I think this is a reasonable question. Here is what I do:
- Peak at the first few rows
- Visualize the distribution of the features I care about (histograms)
- Visualize the relationship between pairs of features (scatterplots)
I downloaded the abalone dataset from the UCI Machine Learning repository here. Let's say I care about how height and diameter can be used to predict whole weight. For completeness, I've included the step of reading the data from file.
import pandas as pd
import matplotlib.pyplot as plt
import seaborn as sns
data = pd.read_csv("abalone.data", header=False)
data.columns = ["sex", "length", "diameter", "height",
"whole_weight", "shucked_weight",
"viscera_weight", "shell_weight", "rings"]
Now we can take a peak at the first few rows:
data.head()
![Head of dataset](https://i.stack.imgur.com/ZEFH6.png)
Now, I know that the variables I care about are floating point values and they can be treated as continuous. I want to take a look to see how these three variables are distributed:
fig = plt.figure(figsize=(20,5))
plt.subplot(1, 3, 1)
plt.hist(data['diameter'], normed=True)
plt.title("Diameter")
plt.subplot(1, 3, 2)
plt.hist(data['height'], normed=True)
plt.title("Height")
plt.subplot(1, 3, 3)
plt.hist(data['whole_weight'], normed=True)
plt.title("Whole Weight")
plt.show()
![histograms](https://i.stack.imgur.com/Rmq4n.png)

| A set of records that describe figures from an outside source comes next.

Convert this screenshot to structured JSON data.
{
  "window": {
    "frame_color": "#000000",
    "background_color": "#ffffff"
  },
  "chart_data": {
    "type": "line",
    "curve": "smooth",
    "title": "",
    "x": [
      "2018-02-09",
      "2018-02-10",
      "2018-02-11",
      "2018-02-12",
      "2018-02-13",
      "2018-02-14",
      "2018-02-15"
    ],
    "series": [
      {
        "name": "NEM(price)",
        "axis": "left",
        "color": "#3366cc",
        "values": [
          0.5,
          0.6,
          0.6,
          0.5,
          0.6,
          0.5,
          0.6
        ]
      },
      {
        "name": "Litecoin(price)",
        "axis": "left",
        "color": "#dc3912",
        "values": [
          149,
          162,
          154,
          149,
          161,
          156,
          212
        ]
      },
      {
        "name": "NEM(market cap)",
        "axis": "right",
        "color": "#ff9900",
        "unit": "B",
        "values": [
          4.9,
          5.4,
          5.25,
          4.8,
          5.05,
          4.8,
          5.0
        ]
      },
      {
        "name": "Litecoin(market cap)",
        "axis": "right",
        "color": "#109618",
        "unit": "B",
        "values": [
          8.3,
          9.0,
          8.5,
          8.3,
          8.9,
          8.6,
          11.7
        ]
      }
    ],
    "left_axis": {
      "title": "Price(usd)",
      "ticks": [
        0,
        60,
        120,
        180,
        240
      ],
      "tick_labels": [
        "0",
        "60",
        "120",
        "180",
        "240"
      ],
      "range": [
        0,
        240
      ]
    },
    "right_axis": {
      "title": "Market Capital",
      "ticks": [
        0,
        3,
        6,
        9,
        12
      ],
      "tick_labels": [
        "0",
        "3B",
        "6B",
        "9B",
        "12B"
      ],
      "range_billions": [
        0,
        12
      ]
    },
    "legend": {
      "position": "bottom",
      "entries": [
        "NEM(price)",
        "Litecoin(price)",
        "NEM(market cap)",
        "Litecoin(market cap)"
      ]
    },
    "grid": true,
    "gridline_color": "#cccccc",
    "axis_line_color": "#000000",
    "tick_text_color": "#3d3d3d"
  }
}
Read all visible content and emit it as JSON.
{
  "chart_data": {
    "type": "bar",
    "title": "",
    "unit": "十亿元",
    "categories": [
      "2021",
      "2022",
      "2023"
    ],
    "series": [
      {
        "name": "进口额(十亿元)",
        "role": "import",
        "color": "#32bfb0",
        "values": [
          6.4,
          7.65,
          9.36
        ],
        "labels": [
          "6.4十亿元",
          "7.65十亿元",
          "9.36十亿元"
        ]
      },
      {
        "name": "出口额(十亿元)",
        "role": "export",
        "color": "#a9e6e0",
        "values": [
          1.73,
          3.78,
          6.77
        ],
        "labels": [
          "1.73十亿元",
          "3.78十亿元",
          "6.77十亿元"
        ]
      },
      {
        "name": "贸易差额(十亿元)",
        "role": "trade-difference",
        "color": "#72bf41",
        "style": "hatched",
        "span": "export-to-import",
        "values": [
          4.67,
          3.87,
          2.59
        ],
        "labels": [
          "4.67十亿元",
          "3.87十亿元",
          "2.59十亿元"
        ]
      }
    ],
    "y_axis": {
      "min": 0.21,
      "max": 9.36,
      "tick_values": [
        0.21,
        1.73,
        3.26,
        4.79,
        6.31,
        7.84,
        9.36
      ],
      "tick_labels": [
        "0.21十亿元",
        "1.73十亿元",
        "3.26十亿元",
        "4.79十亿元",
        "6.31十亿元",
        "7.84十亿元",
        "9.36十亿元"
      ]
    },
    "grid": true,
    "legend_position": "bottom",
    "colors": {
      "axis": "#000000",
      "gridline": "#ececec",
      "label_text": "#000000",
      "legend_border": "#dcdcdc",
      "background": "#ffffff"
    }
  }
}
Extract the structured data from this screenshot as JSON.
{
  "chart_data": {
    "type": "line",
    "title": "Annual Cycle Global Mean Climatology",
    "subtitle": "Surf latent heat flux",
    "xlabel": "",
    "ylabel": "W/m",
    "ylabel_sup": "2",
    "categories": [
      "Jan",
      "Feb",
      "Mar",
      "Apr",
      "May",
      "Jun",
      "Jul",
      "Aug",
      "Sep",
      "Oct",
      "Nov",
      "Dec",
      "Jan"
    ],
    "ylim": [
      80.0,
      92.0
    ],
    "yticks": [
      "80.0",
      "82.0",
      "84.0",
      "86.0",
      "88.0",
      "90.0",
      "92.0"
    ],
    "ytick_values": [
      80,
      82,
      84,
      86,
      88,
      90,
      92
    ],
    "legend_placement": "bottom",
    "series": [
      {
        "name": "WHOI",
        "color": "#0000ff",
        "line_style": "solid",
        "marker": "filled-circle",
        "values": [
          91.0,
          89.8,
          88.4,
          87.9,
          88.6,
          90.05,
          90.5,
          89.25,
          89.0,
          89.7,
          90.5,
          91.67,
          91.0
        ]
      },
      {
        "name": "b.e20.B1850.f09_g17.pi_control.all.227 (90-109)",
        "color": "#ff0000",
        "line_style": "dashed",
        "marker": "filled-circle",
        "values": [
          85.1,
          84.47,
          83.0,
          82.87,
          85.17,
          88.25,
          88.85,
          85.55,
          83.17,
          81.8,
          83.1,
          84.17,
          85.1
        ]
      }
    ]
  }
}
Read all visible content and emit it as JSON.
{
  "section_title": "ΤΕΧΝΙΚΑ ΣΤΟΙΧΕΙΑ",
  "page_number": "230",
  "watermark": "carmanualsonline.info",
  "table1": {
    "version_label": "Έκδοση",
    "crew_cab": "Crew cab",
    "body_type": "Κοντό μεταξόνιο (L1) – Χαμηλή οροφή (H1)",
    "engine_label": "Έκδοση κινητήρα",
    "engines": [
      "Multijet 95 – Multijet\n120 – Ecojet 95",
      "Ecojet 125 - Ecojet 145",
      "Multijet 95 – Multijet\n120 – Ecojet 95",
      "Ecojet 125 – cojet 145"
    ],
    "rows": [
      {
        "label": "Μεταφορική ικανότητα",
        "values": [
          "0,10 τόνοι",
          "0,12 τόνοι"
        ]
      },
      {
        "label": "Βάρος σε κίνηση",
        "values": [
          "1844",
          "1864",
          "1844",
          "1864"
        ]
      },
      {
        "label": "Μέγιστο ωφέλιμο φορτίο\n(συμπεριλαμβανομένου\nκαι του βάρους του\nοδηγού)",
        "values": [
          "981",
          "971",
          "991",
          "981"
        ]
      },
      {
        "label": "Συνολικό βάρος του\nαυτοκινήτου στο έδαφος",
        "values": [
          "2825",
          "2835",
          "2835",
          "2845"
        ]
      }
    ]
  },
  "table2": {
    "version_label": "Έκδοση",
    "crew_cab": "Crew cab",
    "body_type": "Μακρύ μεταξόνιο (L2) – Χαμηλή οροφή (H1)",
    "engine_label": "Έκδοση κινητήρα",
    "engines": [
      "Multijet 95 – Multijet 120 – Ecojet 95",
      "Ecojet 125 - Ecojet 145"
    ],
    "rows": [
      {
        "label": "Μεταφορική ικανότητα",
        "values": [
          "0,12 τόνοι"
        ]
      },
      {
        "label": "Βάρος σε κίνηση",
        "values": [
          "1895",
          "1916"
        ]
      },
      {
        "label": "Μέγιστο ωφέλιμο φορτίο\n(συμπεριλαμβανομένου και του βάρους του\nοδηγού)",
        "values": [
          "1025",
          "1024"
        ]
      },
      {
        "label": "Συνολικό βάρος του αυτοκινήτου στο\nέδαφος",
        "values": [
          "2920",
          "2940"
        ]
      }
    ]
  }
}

Great! Now, I know that diameter and whole weight are skewed left and right (respectively). I also know that there are some outliers in terms of height (which is why matplotlib gives me extra room to the right of the distribution). Finally, I'd like to see if I can find any visual patterns between my predictors and outcome variable. I use a scatter plot for this:
plt.figure(figsize=(15,5))
plt.subplot(1, 2, 1)
plt.plot(data['diameter'], data['whole_weight'], 'o')
plt.title("Diameter vs. Whole Weight")
plt.ylabel("Whole Weight")
plt.xlabel("Diameter")
plt.subplot(1, 2, 2)
plt.plot(data['height'], data['whole_weight'], 'o')
plt.title("Height vs. Whole Weight")
plt.ylabel("Whole Weight")
plt.xlabel("Height")
plt.show()
![scatterplots](https://i.stack.imgur.com/FMmN1.png)
Here, I see there is a non-linear relationship between diameter and whole weight and I'm going to have to deal with my height outliers. Now, I'm ready to do some analysis!